Illegal venom trade exposed, 12 held
The Maharashtra state wildlife wing has exposed thriving illegal venom trade in the region. On Wednesday 12 snake catchers (sarpa mitras) were arrested for smuggling venom for huge money.india Updated: Sep 13, 2012 18:57 IST
The Maharashtra state wildlife wing has exposed thriving illegal venom trade in the region. On Wednesday 12 snake catchers (sarpa mitras) were arrested for smuggling venom for huge money. The wildlife wing seized 8ml of cobra venom estimated to be worth Rs. 7-8 lakh. The forest officials also seized seven live cobras, a chameleon and a grass snake, besides six motorcycles and 14 mobile phones from them.
The assistant conservator of forests (ACF), wildlife wing, Vidarbha, Kishore Mishrikotkar, informed that the wildlife wing with the help of police department raided a house on Wednesday evening and made the seizure. All the accused were college students. During interrogation, they revealed that they used to sell the venom to their customers and they used to get huge money in return.
According to the forest officer, the wildlife wing had received several complaints from local nature-lovers and NGOs about the alleged clandestine venom trade going on in the region. Some so-called sapramitras were under the wildlife wing scanner. "We were following them for the last few months. After confirmation, we laid a trap by sending decoy customers on Wednesday," Mishrikotkar informed.
The accused were identified as: Nilesh Mankar, Mohan Patel, Ajay Wankhede, Ajay Patil, Naresh Gajbhiye and Vishal Dambhare. Four members of the syndicate are still at large. Two of them are said to be residents of Nagpur, one from Amravati and another is from Akola. They have been booked under section of 39 (9), 49 (B), 52 and 57 of the forest act.
The department did not divulge the names of accused sarpa mitras who are absconding, but it is learnt that they are from Akola, Gadchiroli and Amravati.
Some snake mitras from Nagpur, who used to rescue snakes and have their pictures published in local dailies, are also linked to the trade.

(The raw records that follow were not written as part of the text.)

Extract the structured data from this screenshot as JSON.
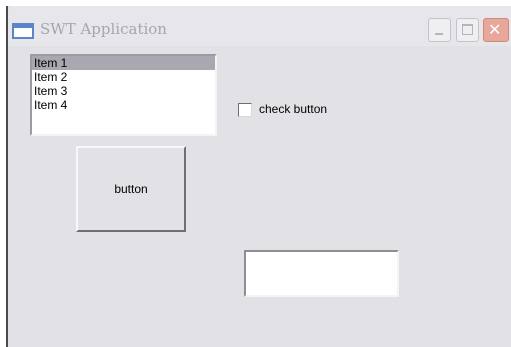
{
  "window": {
    "title": "SWT Application"
  },
  "list": {
    "items": [
      "Item 1",
      "Item 2",
      "Item 3",
      "Item 4"
    ],
    "selected_index": 0
  },
  "checkbox": {
    "label": "check button",
    "checked": false
  },
  "button": {
    "label": "button"
  },
  "textfield": {
    "value": ""
  },
  "colors": {
    "window_background": "#e2e1e6",
    "selected_item": "#a8a8b1",
    "close_button": "#e7a79b"
  },
  "icons": [
    "app-window-icon",
    "minimize-icon",
    "maximize-icon",
    "close-icon"
  ]
}
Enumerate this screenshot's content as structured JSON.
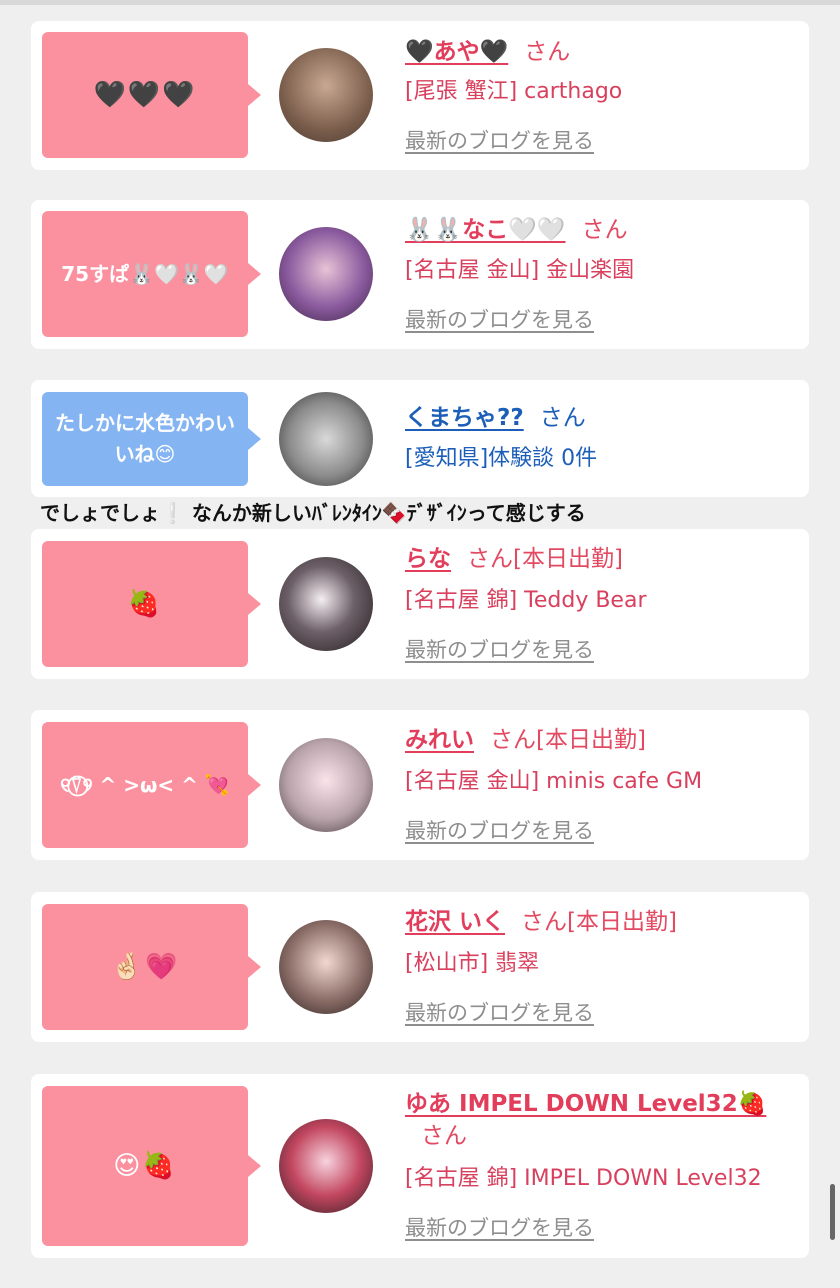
{
  "cards": [
    {
      "bubble_text": "🖤🖤🖤",
      "name": "🖤あや🖤",
      "suffix": "さん",
      "shop": "[尾張 蟹江] carthago",
      "blog_link": "最新のブログを見る"
    },
    {
      "bubble_text": "75すぱ🐰🤍🐰🤍",
      "name": "🐰🐰なこ🤍🤍",
      "suffix": "さん",
      "shop": "[名古屋 金山] 金山楽園",
      "blog_link": "最新のブログを見る"
    },
    {
      "bubble_text": "たしかに水色かわいいね😊",
      "name": "くまちゃ??",
      "suffix": "さん",
      "shop": "[愛知県]体験談 0件"
    },
    {
      "bubble_text": "🍓",
      "name": "らな",
      "suffix": "さん[本日出勤]",
      "shop": "[名古屋 錦] Teddy Bear",
      "blog_link": "最新のブログを見る"
    },
    {
      "bubble_text": "୧⍢⃝୨ ^ >ω< ^ 💘",
      "name": "みれい",
      "suffix": "さん[本日出勤]",
      "shop": "[名古屋 金山] minis cafe GM",
      "blog_link": "最新のブログを見る"
    },
    {
      "bubble_text": "🤞🏻💗",
      "name": "花沢 いく",
      "suffix": "さん[本日出勤]",
      "shop": "[松山市] 翡翠",
      "blog_link": "最新のブログを見る"
    },
    {
      "bubble_text": "😍🍓",
      "name": "ゆあ IMPEL DOWN Level32🍓",
      "suffix": "さん",
      "shop": "[名古屋 錦] IMPEL DOWN Level32",
      "blog_link": "最新のブログを見る"
    }
  ],
  "comment": "でしょでしょ❕ なんか新しいﾊﾞﾚﾝﾀｲﾝ🍫ﾃﾞｻﾞｲﾝって感じする",
  "colors": {
    "pink_bubble": "#fb919f",
    "blue_bubble": "#84b4f2",
    "name_pink": "#e23d5b",
    "name_blue": "#1d5fb8"
  }
}
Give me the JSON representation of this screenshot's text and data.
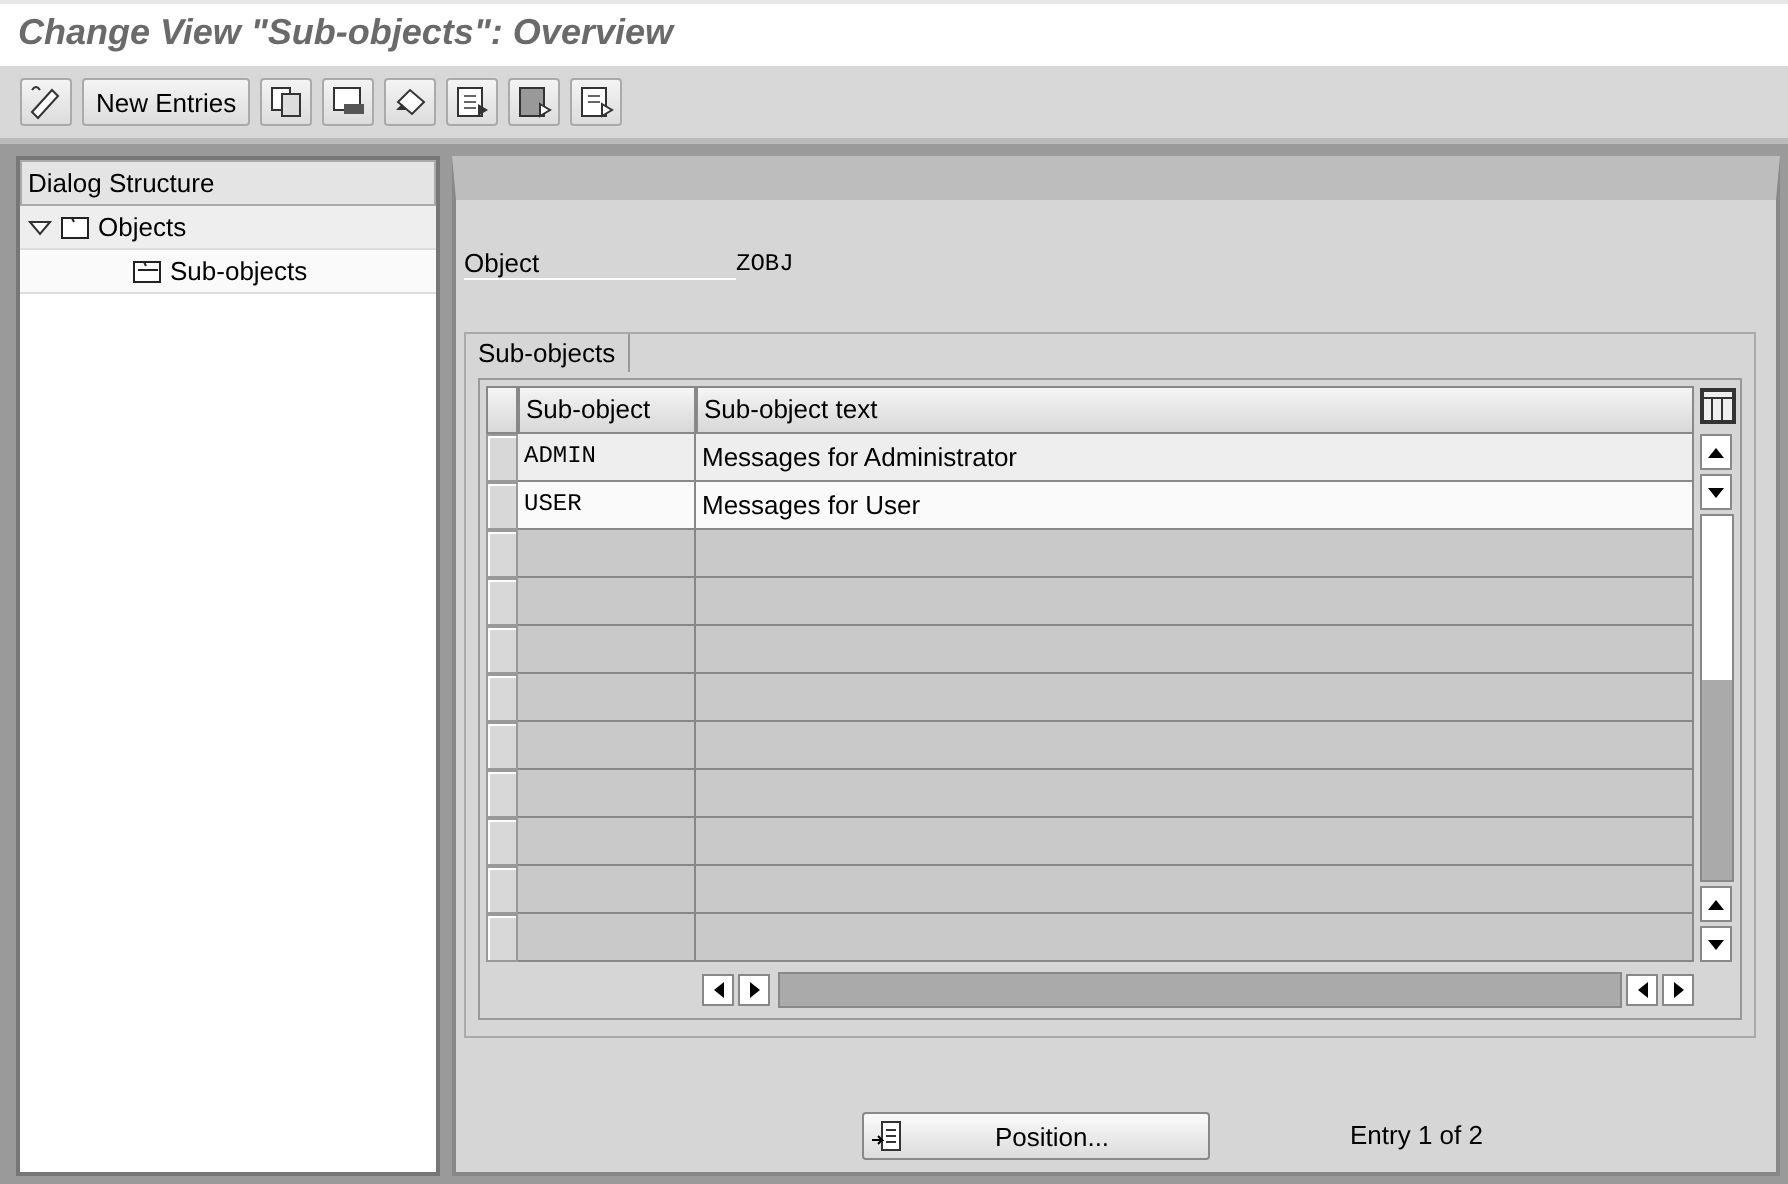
{
  "title": "Change View \"Sub-objects\": Overview",
  "toolbar": {
    "buttons": [
      {
        "kind": "edit"
      },
      {
        "kind": "text",
        "label": "New Entries"
      },
      {
        "kind": "copy"
      },
      {
        "kind": "delete"
      },
      {
        "kind": "undo"
      },
      {
        "kind": "select-all"
      },
      {
        "kind": "select-block"
      },
      {
        "kind": "deselect"
      }
    ]
  },
  "tree": {
    "title": "Dialog Structure",
    "items": [
      {
        "label": "Objects",
        "expanded": true,
        "selected": false,
        "children": [
          {
            "label": "Sub-objects",
            "selected": true
          }
        ]
      }
    ]
  },
  "object": {
    "label": "Object",
    "value": "ZOBJ"
  },
  "table": {
    "tab": "Sub-objects",
    "columns": [
      "Sub-object",
      "Sub-object text"
    ],
    "rows": [
      {
        "cells": [
          "ADMIN",
          "Messages for Administrator"
        ],
        "selected": false
      },
      {
        "cells": [
          "USER",
          "Messages for User"
        ],
        "selected": false
      }
    ]
  },
  "footer": {
    "button": "Position...",
    "entry": "Entry 1 of 2"
  }
}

The accused had printed visiting cards with their pictures displaying snakes and contact numbers and distributed them to residents. People used to call these sarpa mitras for rescuing snakes.
Taking advantage of this, many youths become sarpa mitras overnight and started rescuing snakes and become part of the lucrative venom trade. The accused used to keep snakes at home and extract their venom. Later, they used to sell it in market that fetched them large amount of money.